One of the Orsucci family's most notable members is the martyr Angelo Orsucci, who was beatified by Pope Pius IX on 7 May 1867.

== Branches ==
- Orsucci (di Pescia) fasc.3494
- Orsucci (di Lucca) fasc.6143
- Orsucci (di Lucca) fasc.6144
- Mei Orsucci (di Pescia) fasc.5996

== Angelo of Saint Vincent Ferrer Orsucci ==
Angelo Orsucci was born in Lucca on 8 May 1573. At only thirteen years old he left his noble family in Lucca on what became an remarkable journey in the name of the holy father. He was commonly called the "Saint" and was involved in missionary activities around the world: Mexico, Philippines and Japan.

Angelo first arrived in Japan in 1618, during the Tokugawa shogunate's era of martyrs.

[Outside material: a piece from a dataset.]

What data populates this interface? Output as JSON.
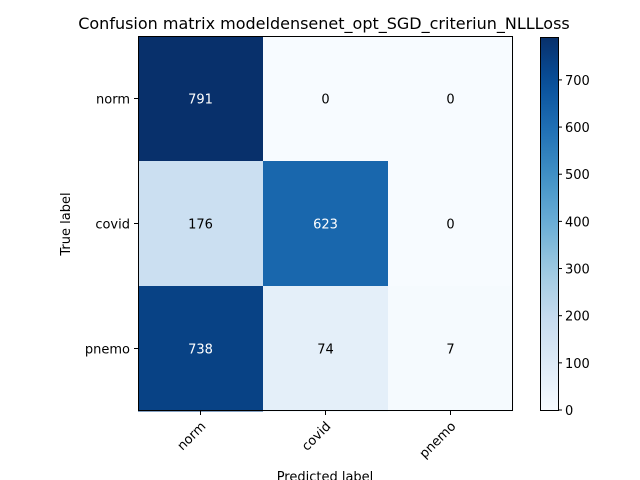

He was jailed for his missionary acts on 13 December 1618. Angelo sent a letter to his family in Lucca to share the adverse news, with his spirits kept high: "I am very happy for the favor that Our Lord has given me and I would not change this prison with the major palaces of Rome." Angelo Orsucci was sentenced to the flames and joined the companions of martyrdom on 10 September 1622 during the Great Genna Martyrdom. Angelo Orsucci received his solemn beatification in 1867 by Pope Pius IX as part of the 205 Martyrs of Japan.